The Long Battle for an Instant Messaging Standard
2005 | Case No. SM138
For the last five years, America Online (AOL), Yahoo!, and Microsoft have been battling to grab market share for their instant messaging (IM) service. Each company has its own software and network to deliver the service, which allows users to write online, real-time text messages with other users on the same network. Although IM began as a small venture in 1996 by four Israeli engineers, it has ballooned into one of the largest means of online communication. The number of IM users has grown 30% faster in its first five years than that of email when it was first launched. Today, almost half of all North American online households use some version of IM. The media has proclaimed IM as being everywhere, “eating away at landline [telephone] use and displacing personal conversations.” Despite the large number of IM users, the three major providers, AOL, Yahoo!, and Microsoft, have not earned any significant profit from offering their services. Each firm offers its IM service for free and many questions remain as to how any company will one day capitalize on its millions of users.
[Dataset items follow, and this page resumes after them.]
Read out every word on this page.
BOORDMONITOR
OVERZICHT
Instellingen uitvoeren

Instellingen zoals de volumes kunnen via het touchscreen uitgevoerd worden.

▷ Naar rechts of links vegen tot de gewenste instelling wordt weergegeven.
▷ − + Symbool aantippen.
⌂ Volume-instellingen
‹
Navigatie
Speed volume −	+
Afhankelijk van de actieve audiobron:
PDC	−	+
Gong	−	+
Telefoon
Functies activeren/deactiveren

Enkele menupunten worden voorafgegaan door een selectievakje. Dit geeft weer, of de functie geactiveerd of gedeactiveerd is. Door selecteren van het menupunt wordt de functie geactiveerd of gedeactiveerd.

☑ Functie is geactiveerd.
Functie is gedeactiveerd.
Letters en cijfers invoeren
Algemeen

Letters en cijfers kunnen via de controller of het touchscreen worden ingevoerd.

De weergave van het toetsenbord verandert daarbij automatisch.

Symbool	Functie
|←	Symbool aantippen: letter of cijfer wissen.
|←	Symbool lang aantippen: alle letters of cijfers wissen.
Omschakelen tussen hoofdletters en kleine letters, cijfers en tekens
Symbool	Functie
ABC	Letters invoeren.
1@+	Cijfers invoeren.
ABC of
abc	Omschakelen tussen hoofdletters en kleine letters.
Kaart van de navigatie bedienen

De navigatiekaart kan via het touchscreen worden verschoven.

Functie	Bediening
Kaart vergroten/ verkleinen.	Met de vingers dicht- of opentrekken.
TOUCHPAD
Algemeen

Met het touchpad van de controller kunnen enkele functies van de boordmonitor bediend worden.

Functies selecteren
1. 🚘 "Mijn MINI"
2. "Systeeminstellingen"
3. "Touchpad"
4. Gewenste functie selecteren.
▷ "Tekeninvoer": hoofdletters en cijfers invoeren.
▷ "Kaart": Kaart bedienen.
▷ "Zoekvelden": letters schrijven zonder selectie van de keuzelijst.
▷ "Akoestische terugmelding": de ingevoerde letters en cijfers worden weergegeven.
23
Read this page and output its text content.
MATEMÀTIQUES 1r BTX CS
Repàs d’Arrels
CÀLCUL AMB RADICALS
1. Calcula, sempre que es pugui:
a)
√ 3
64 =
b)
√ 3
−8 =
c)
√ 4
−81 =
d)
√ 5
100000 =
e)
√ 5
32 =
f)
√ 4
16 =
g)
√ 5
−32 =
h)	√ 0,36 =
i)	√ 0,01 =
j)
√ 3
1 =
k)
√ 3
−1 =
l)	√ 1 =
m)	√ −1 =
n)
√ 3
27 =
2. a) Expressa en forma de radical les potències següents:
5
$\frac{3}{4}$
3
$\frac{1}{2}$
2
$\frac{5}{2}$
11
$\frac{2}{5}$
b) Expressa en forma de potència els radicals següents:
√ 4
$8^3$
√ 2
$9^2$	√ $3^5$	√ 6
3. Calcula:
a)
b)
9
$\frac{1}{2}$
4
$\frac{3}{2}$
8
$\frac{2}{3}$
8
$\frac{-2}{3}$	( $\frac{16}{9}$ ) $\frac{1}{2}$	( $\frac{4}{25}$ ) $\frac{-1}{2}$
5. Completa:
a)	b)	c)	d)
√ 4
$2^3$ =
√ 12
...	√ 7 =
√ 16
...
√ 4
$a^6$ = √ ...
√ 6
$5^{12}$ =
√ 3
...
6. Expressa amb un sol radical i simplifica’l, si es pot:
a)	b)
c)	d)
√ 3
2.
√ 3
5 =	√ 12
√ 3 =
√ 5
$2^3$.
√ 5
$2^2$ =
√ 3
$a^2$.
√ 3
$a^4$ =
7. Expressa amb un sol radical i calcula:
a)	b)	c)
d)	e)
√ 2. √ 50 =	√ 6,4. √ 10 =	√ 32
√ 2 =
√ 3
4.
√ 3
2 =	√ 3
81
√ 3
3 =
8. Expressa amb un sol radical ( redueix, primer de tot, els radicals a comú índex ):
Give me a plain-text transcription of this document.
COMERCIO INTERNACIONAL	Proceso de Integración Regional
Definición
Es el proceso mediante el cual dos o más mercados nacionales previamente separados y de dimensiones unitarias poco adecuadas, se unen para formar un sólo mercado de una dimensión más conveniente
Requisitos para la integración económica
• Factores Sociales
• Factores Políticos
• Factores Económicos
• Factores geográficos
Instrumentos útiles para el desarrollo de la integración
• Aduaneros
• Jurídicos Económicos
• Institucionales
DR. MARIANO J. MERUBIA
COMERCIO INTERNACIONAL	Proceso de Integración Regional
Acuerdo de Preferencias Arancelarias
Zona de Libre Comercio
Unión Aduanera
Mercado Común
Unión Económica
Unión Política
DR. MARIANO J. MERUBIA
Some looked to the possibility of developing IM as a corporate technology tool, allowing co-workers to securely send messages to one another, and efforts were already underway to make this a reality. Firms have also made significant efforts to establish a common protocol for IM that would enable users to communicate across different networks. But competition amongst the firms has hampered progress, forcing analysts to wonder: will consumers continue to tolerate using multiple IM programs to reach friends on different networks? As instant messaging moves forward, AOL, Yahoo! and Microsoft will all have to resolve these issues.